Unlike a lot of other people I didn’t get too excited about the election of Javier Milei to the presidency of Argentina, anarcho-capitalism and all. I’ve just been to disappointed by too many “Right-Wing” politicians over the decades, especially the ones who talked about cutting spending and more than that, shrinking the size of the State.

Besides that, as with many other Presidencies around the world, I figured Milei would be hemmed in by his nation’s Congress, which he and his party do not control, and where even the Right-wing parties are entangled with the Peronist system of a vast government in terms of spending, subsidies, regulations and controls.

But … wow!

He was elected because the people of Argentina were desperate, having seen their nation decline from being one of the wealthiest in the world at the start of the 20th century to where 40% of the population live in poverty – despite all that government moolah over the decades. Inflation, never low in that country, will amount to 183% for 2023.

Despite his rather wild persona, his Trumpish airs in public debate, he’s a pretty switched on cookie, having been a professor of macro and micro economics for twenty years, as well as teaching mathematics for economists. He’s written more than 50 academic papers.

More than that for me is that when he’s debating or answering questions he fluently discusses economists and philosophers that most politicians are barely aware of.

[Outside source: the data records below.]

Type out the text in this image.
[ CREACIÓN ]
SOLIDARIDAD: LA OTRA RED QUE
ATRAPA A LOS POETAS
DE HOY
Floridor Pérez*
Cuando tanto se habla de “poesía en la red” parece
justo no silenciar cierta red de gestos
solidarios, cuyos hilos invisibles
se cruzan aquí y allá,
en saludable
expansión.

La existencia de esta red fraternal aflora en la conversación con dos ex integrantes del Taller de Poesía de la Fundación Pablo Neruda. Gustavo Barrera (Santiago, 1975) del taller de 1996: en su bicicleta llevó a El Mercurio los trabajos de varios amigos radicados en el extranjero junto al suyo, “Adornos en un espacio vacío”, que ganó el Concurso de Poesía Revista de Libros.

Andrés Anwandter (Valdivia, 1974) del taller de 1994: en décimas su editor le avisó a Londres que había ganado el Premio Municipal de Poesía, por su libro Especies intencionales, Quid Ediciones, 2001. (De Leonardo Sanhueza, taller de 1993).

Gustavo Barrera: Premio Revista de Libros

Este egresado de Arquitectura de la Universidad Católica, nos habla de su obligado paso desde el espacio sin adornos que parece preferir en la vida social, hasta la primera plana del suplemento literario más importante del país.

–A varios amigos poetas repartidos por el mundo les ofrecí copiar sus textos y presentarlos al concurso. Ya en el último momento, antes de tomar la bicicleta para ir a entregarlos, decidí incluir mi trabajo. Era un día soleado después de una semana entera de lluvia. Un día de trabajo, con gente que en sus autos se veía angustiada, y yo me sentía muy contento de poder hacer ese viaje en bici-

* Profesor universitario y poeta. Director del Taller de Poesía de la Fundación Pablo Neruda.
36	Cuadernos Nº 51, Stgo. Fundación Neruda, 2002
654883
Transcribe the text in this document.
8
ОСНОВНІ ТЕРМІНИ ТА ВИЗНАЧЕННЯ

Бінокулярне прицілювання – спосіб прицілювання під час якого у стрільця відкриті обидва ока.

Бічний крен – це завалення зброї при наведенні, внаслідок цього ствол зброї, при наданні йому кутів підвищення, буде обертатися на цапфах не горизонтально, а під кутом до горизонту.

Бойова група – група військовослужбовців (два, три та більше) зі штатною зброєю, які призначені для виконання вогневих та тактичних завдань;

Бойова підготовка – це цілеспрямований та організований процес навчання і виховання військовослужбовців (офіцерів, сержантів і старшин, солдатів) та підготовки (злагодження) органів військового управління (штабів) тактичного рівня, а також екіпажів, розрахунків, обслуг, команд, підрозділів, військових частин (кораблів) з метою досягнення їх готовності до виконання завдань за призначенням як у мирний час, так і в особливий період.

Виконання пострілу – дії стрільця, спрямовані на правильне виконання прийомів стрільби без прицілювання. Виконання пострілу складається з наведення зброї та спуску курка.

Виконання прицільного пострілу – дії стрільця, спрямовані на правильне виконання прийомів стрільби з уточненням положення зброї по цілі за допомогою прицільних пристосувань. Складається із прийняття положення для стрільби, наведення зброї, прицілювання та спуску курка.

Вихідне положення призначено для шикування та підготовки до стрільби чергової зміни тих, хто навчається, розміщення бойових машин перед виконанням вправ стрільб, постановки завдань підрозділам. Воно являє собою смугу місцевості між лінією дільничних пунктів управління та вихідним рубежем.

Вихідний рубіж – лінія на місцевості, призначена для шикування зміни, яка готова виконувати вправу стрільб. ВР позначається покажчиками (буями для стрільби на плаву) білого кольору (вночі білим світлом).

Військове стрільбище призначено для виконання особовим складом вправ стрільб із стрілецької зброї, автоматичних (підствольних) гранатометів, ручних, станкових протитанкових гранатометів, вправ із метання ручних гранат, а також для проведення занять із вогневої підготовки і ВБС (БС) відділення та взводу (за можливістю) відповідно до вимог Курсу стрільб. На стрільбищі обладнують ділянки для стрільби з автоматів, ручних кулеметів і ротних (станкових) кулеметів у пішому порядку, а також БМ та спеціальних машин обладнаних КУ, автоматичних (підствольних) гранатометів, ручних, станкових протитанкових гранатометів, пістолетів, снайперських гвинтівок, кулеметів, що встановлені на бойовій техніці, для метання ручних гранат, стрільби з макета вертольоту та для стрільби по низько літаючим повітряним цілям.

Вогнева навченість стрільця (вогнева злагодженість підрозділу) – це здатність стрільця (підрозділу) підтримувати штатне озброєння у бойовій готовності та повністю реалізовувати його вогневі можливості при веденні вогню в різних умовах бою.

Still, he has a long way to go and Peronism is so deeply embedded into the culture of Argentina that it’s going to take decades to rip it out, if at all. To do that he’s going to need economic success, with a huge fall in inflation and solid economic growth that turns into more businesses with more jobs at higher pay, and all that for more than just a year or two.

From the wiki link above:

Anarcho-capitalism (colloquially: ancap or an-cap) is an anti-statistlibertarian political philosophy and economic theory that seeks to abolish centralized states in favor of stateless societies with systems of private property enforced by private agencies, the non-aggression principlefree markets and self-ownership, which extends the concept to include control of private property as part of the self. 

Three excellent guest posts on Milei here at Not PC, including the only economics article he’s written in English:

Note that whenever situations arise that do not match the mathematical structure [modelled by the neoclassical analysis], they are considered “market failures,” and that is where the government appears to correct those failures. However, to successfully solve this problem, it is assumed that the government knows the utility function of all individuals (preferences) for the past, the present, the future, the time preference rate and knows the state of the current technology and all future enhancements, along with their respective amortization rates.

In short, to solve the problem in question, the government should be able to master a significant amount of information that, by definition, individuals themselves ignore or are not able to handle, which exposes that the idea of the welfare state acting on the market to correct failures is a contradiction.